The wetlands of the fens have historically included:
  • Washes: these are places such as tidal mud flats and braided rivers, which are sometimes exposed and at other times covered with water.
  • Salt marsh: this is the higher part of a tidal wash, on which salt-adapted plants grew.
  • Fen: this is a broad expanse of nutrient-rich shallow water in which dead plants do not fully decay, resulting in a flora of emergent plants growing in saturated peat.
  • Moor: this developed where the peat grew above the reach of the land water which carried the nutrients to the fen. Its development was enabled where the fen was watered directly by rainfall. The slightly acidic rain neutralized the hydroxide ions of the peat, making it more suitable for acid-loving plants, notably Sphagnum species. This is the same as bog, but the word moor was applied to this acid peatland occurring on hills. These moors disappeared in the 19th century. Researchers did not think that the Fenland had this kind of peat, until the discovery of archaeological and documentary evidence showing that it did until the early 19th century.
  • Waters: these have included:
  • *tidal creeks, which reached from the sea into the marsh, the Townlands and in some places, the fen. They were named only if big enough to be regarded as havens
  • *meres, or shallow lakes, which were more or less static but aerated by wind action
  • * many rivers, both natural and artificial
Major areas for settlement were:
  • Townlands, a broad bank of silt, on which the settlers built homes and grew vegetables for households
  • fen islands: areas of higher land, which were never covered by the growing peat
  • fen edges: uplands surrounding the fens
In general, of the three principal soil types found in the Fenland today, the mineral-based silt resulted from the energetic marine environment of the creeks, the clay was deposited in tidal mud-flats and salt-marsh, while the peat grew in the fen and bog. The peat produces black soils, which are directly comparable to the American muck soils. A roddon, the dried raised bed of a watercourse, is more suitable for building than the less stable peat.
Since the 19th century, all of the acid peat in the Fens has disappeared. Drying and wastage of peats has greatly reduced the depth of the alkaline peat soils and reduced the overall elevation of large areas of the peat fens. It is also recorded that peat was dug out of the East and West Lincolnshire fens in the 14th century and used to fire the salterns of Wrangle and Friskney. In later centuries it was used locally for winter fuel and its digging controlled by the Duchy of Lancaster.

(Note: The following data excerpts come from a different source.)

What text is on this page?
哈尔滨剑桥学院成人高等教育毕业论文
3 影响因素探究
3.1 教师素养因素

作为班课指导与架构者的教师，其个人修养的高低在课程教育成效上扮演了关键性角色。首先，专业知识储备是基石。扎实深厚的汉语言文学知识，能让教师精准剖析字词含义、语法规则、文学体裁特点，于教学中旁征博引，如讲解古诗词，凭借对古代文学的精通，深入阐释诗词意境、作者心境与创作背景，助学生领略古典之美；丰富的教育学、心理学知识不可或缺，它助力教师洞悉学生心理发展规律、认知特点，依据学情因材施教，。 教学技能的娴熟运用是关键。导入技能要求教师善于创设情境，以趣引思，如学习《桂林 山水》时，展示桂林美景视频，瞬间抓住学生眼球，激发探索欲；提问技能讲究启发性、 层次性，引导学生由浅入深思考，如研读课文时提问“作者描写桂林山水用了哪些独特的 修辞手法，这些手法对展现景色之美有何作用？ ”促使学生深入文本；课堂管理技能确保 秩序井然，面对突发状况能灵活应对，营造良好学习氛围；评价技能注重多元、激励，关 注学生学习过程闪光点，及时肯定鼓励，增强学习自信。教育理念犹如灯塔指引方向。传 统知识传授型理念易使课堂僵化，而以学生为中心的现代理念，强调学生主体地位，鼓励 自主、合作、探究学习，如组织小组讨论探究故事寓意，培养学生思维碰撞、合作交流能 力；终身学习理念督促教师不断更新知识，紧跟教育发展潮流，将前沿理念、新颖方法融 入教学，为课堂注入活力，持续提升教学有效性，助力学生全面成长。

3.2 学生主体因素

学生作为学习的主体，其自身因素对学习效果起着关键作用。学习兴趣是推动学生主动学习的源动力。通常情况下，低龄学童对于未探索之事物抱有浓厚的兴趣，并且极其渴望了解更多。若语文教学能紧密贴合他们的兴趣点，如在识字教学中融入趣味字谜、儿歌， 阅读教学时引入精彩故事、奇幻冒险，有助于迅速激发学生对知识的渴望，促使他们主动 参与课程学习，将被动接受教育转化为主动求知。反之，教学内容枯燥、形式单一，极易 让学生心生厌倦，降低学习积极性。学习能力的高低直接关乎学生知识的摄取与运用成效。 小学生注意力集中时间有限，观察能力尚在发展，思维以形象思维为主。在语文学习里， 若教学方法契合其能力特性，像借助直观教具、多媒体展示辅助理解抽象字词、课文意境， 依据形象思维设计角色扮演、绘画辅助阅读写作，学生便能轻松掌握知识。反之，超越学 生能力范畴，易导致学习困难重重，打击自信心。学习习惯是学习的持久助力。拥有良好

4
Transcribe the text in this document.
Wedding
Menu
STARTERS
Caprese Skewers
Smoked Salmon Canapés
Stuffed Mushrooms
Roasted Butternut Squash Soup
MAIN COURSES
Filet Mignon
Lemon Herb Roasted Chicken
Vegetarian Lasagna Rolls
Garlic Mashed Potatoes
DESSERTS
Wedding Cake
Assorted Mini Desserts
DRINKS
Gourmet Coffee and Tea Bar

Written records of earthquakes in the Fen area appear as early as 1048. According to Historia Ingulfi, p. 64, this took place in Lincolnshire. In 1117 one affected Holland, Lincs, "endangering and injuring Crowland Abbey". In 1185 Lincoln was damaged. In 1448 a shock was recorded in south Lincolnshire. In 1750 John Moore records a severe shock attended by a rumbling noise in Bourn after midday. This was felt in Lincolnshire, Leicestershire and Northamptonshire. Houses tottered, slates, tiles and some chimneys fell. As it was a Sunday, some people ran out of the churches "in great consternation". In 1792 another shock was also felt in Bourne and neighbouring towns.